Attendance, agenda, frequency, technology, follow-up and interaction are crucial to making a keystone forum work. In Iraq, we met every day for 90 minutes and almost 7,000 people joined the call. We installed state-of-the-art technology to allow video-teleconferencing for more personal connections. We crafted a purposeful agenda — and stuck to it. It wasn’t just a “report up”; it was truly designed to be a “report across,” focused on generating cross-talk and sharing context to connect the efforts of teams that otherwise wouldn’t interact.
This worked well in the military, and our clients, like Intuit, Scotts Miracle-Gro and others, have also found success with their own versions of the keystone forum. Each forum looks different at every company — some are monthly, some weekly, some have 100 participants and some have 500 participants.
They were all designed and customized to fit the cadence and needs of their respective industries, but all of them have elements in common:
- A review of action items from the last meeting
- A review of key business metrics
- Overview and/or reminders of strategic context from the senior leader
- A sharing of new information about the external and internal operating environment (competitors, regulations, political/social dynamics)
- Updates or lessons learned from teams and functional groups since the last forum
- Documentation of action items, assignments to owners and commitment to follow-through engenders effective execution and results and ensures accountability
The importance of transparency and leadership behaviors
All successful keystone forums have another thing in common: disciplined personal and digital leadership behaviors. When running a large forum, it is essential that both the leader and the presenters model certain behaviors, especially if the meeting is virtual.
For the leader:
- Clearly communicate and reiterate the main intent and priorities of the organization. It may be obvious to you, but it’s probably not to those lower down in the organization.
- “Thinking out loud” or walking through your thought process is essential so others can see how you make decisions and what’s important to you.
- Drawing connections between presentations is also essential — everyone needs to see how disparate efforts come together, and it’s your job to connect the dots.
- Encourage open dialogue, and even go as far as planting a dissenting opinion to model for others that it’s OK to challenge leadership’s views.
- Empower presenters and give them confidence. Know everyone’s name and ask questions, even if you may know the answer. Always ask for their and others’ opinions.
- Remain calm when receiving bad news — getting this feedback is essential for organizational learning, and the organization will mirror your behavior.
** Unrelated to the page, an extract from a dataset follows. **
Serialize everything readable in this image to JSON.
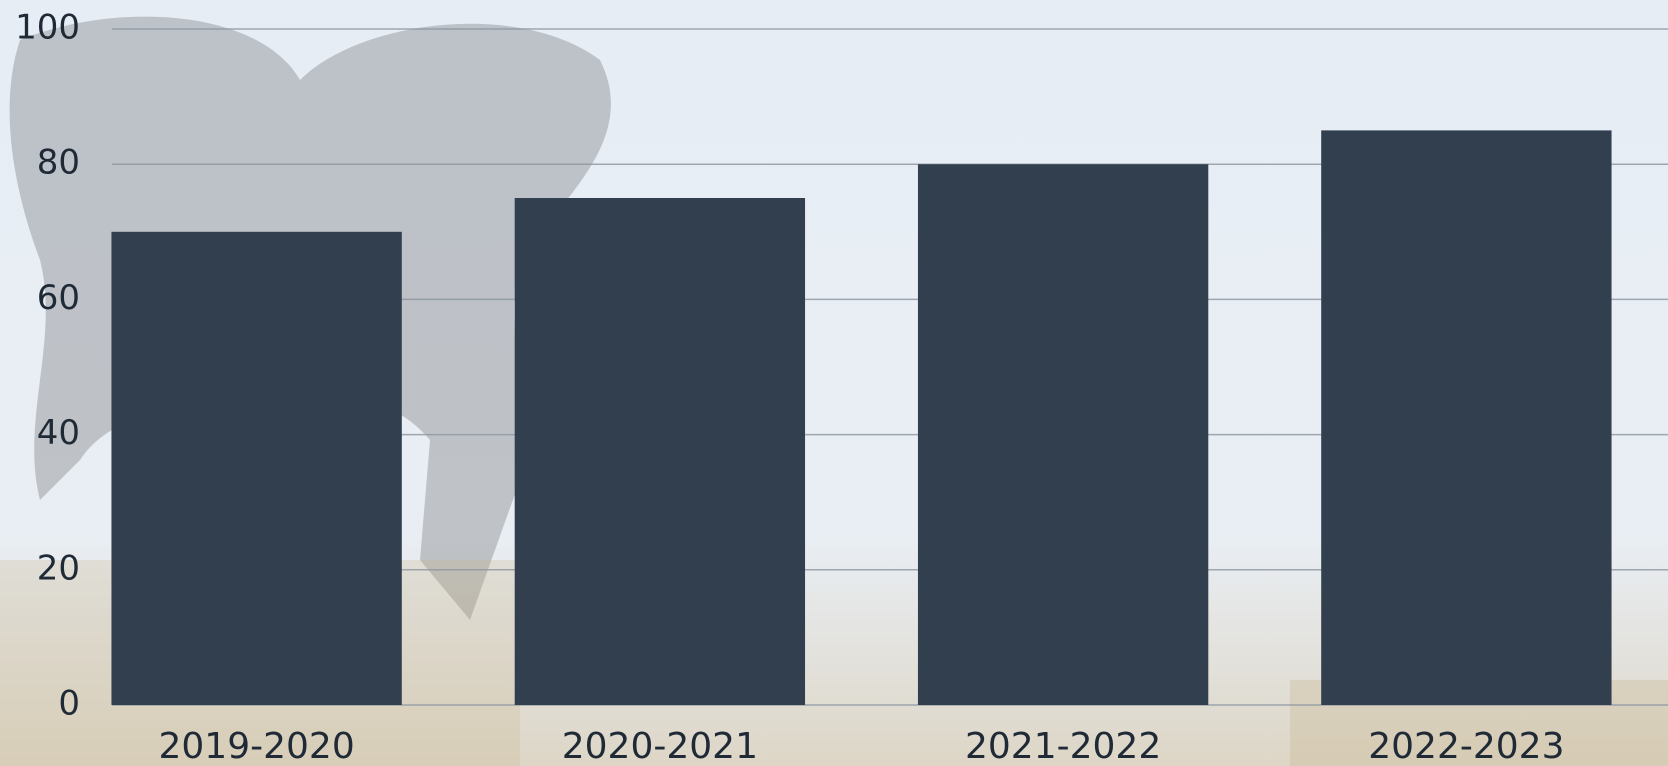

All of these behaviors may feel uncomfortable at first, but they are critical to setting the right tone for the sharing and collaboration that needs to take place.
Ultimately, transparency is essential to the successful execution of a keystone forum — without it, the meeting becomes a good-news-only cheerleading session where real issues aren’t discussed and decisions aren’t made. That might mean a big adjustment in personal behaviors and willingness to be vulnerable in front of a large audience, but it will inspire real discussion around what went wrong and how to avoid similar mistakes in the future.
With time, the keystone forum should help your organization build trust, communicate better and more efficiently, empower decision-making and rapid execution at all levels of the organization, and arm you and your team to face the challenges of the 21st century.
David Silverman is the founder and CEO of CrossLead and a former U.S. Navy SEAL.